Workplace Motherfuckers

I’ll be turning fifty this August, and entering a phase of life where I want to be very clear-eyed about how I choose to invest my time. With respect to work, I don’t want to be expected or asked to tolerate even a single motherfucker. As I’ve written before, being very computer is hard. You need routines. You need some basic happiness scaffolding in place. Workplace motherfuckers eat away at that scaffolding at a rate that exceeds your ability to replace/ rebuild it. Mere assholes degrade the scaffolding, but at a slower rate, allowing you to rebuild and fortify. So, who exactly are these workplace motherfuckers?


Workplace Motherfucker characteristics

  • coworkers who struggle with executive function and self regulation – with tasks like: 

    • being courteous to others as a default setting – without the expectation of praise

    • understanding the meaning of common words used by people who do computer work, and who graduated from middle school – words like agency, autonomy, and collaboration among others

    • being able to imagine scenarios where they are not at the center of all things

    • listening to people while simultaneously not trying to complete their sentences 

    • being aware that repeatedly being a motherfucker (in the ways described above) will cause non-motherfuckers to reflexively react with 220 volt WTF thunderbolts shooting out of every orifice

  • coworkers who, if fired and replaced by any random person, would immediately produce this reaction in 10 out of 10 people… It’s about time motherfucker!

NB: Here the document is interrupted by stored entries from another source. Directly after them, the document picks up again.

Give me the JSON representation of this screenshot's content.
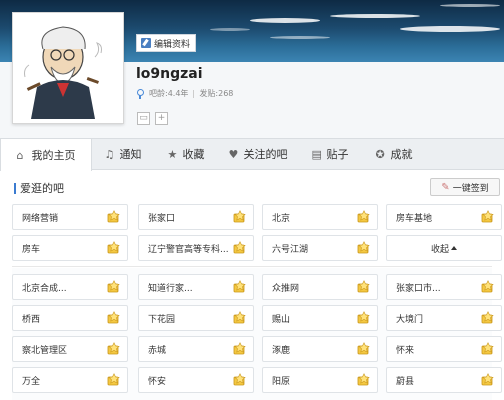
{
  "profile": {
    "edit_label": "编辑资料",
    "username": "lo9ngzai",
    "age_label": "吧龄:4.4年",
    "posts_label": "发贴:268"
  },
  "nav": {
    "items": [
      {
        "label": "我的主页",
        "icon": "home-icon"
      },
      {
        "label": "通知",
        "icon": "bell-icon"
      },
      {
        "label": "收藏",
        "icon": "star-icon"
      },
      {
        "label": "关注的吧",
        "icon": "heart-icon"
      },
      {
        "label": "贴子",
        "icon": "document-icon"
      },
      {
        "label": "成就",
        "icon": "badge-icon"
      }
    ]
  },
  "section": {
    "title": "爱逛的吧",
    "sign_all": "一键签到",
    "collapse": "收起"
  },
  "bars_top": [
    [
      "网络营销",
      "张家口",
      "北京",
      "房车基地"
    ],
    [
      "房车",
      "辽宁警官高等专科...",
      "六号江湖"
    ]
  ],
  "bars_more": [
    [
      "北京合成...",
      "知道行家...",
      "众推网",
      "张家口市..."
    ],
    [
      "桥西",
      "下花园",
      "赐山",
      "大境门"
    ],
    [
      "察北管理区",
      "赤城",
      "涿鹿",
      "怀来"
    ],
    [
      "万全",
      "怀安",
      "阳原",
      "蔚县"
    ]
  ],
  "colors": {
    "accent": "#3b7bd0",
    "sign_star": "#f0b71a",
    "banner": "#1c4a6e"
  }
}
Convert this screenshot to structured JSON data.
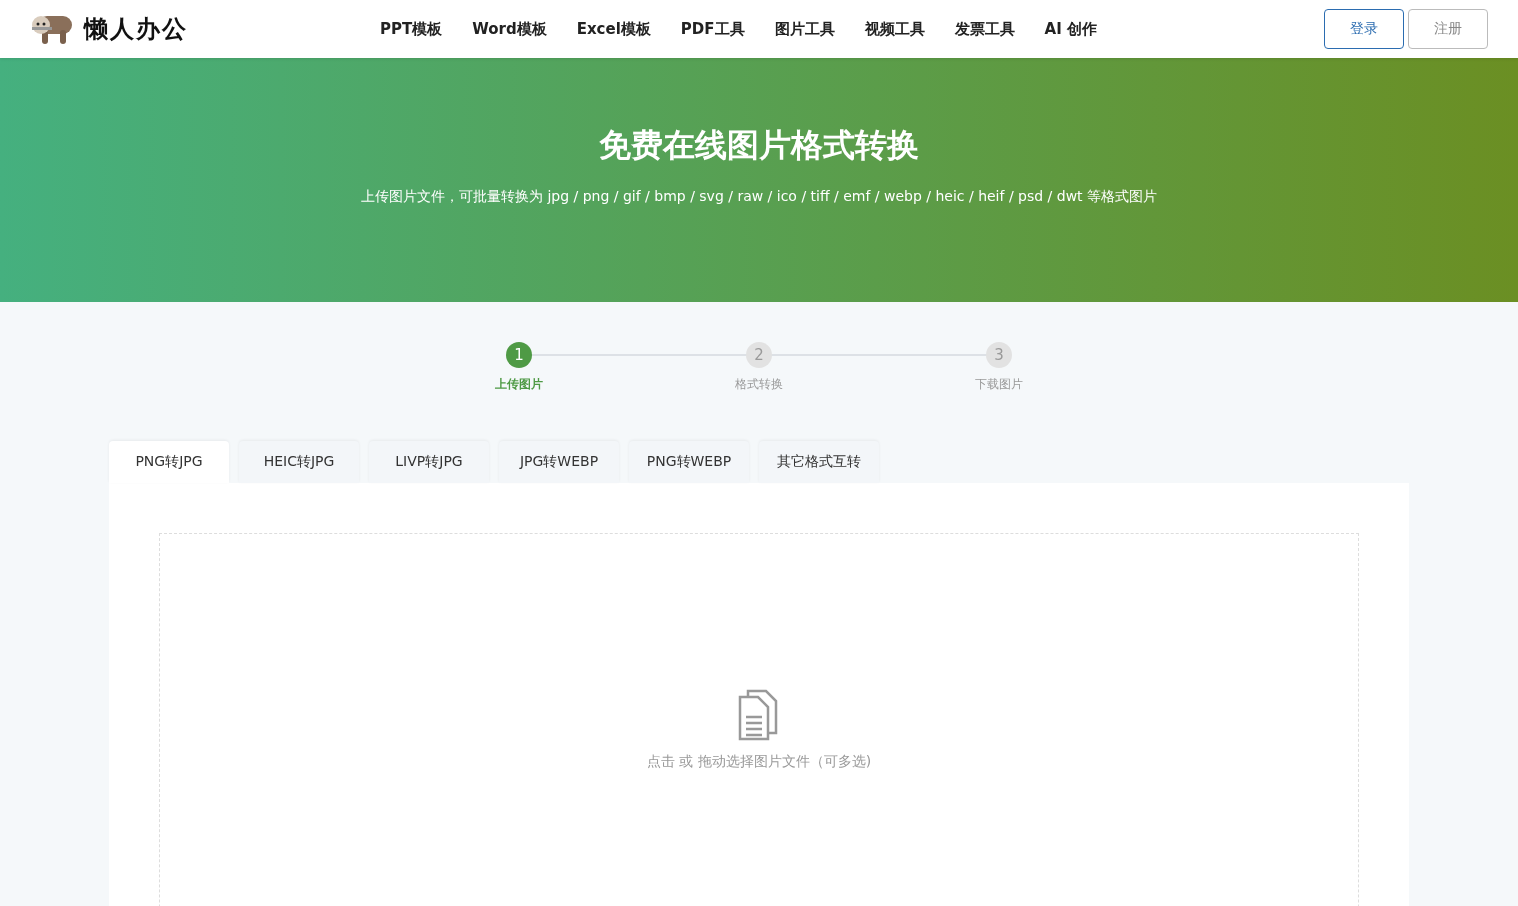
{
  "header": {
    "logo": "懒人办公",
    "nav": [
      {
        "label": "PPT模板"
      },
      {
        "label": "Word模板"
      },
      {
        "label": "Excel模板"
      },
      {
        "label": "PDF工具"
      },
      {
        "label": "图片工具"
      },
      {
        "label": "视频工具"
      },
      {
        "label": "发票工具"
      },
      {
        "label": "AI 创作"
      }
    ],
    "buttons": [
      {
        "label": "登录",
        "kind": "primary"
      },
      {
        "label": "注册",
        "kind": "plain"
      }
    ]
  },
  "hero": {
    "title": "免费在线图片格式转换",
    "subtitle": "上传图片文件，可批量转换为 jpg / png / gif / bmp / svg / raw / ico / tiff / emf / webp / heic / heif / psd / dwt 等格式图片"
  },
  "steps": [
    {
      "number": "1",
      "label": "上传图片",
      "selected": true
    },
    {
      "number": "2",
      "label": "格式转换",
      "selected": false
    },
    {
      "number": "3",
      "label": "下载图片",
      "selected": false
    }
  ],
  "tabs": [
    {
      "label": "PNG转JPG",
      "selected": true
    },
    {
      "label": "HEIC转JPG",
      "selected": false
    },
    {
      "label": "LIVP转JPG",
      "selected": false
    },
    {
      "label": "JPG转WEBP",
      "selected": false
    },
    {
      "label": "PNG转WEBP",
      "selected": false
    },
    {
      "label": "其它格式互转",
      "selected": false
    }
  ],
  "dropzone": {
    "hint": "点击 或 拖动选择图片文件（可多选)"
  }
}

  • coworkers who, if allowed to roam around a New York City subway station for an hour, would produce this reaction in 10 out of 10 people… goddamn motherfuckers

  • coworkers whose style of communication and basic assumptions about the world are so different from yours, it often feels as though you grew up in different epochs of human civilization 

  • coworkers who, if they were among a group of plane crash survivors, would be the most likely to eventually steer the entire group toward an orgiastic freefall of nihilistic sexual debauchery, violence, and ultimately cannibalism

  • coworkers who, similar to David Schwimmer’s character in Band of Brothers (lieutenant Sobel), would likely be killed by their own men in a combat situation


The rat shit in Crème brûlée gedankenexperiment

I’ve learned that it only takes one workplace motherfucker to offset all the positive effects you might enjoy at an otherwise sterling job: great pay and benefits, interesting technical challenges, a high number of talented and delightful people. Workplace motherfuckers who happen to be in management have an additional power: they can poison work by forcing you to always choose from a lousy set of options, while refusing to acknowledge any responsibility in their small and large acts of motherfuckery – like visibly scooping up a teaspoon of rat shit, pouring it into a not-quite-congealed creme brulee, applying a torch to it, then handing it to you with a fucking spoon. The workplace motherfucker would say:

Workplace motherfucker: “It’s crème brûlée! What’s the problem? Just eat it.”

Any normal person:You just put rat shit in there mothefucker.”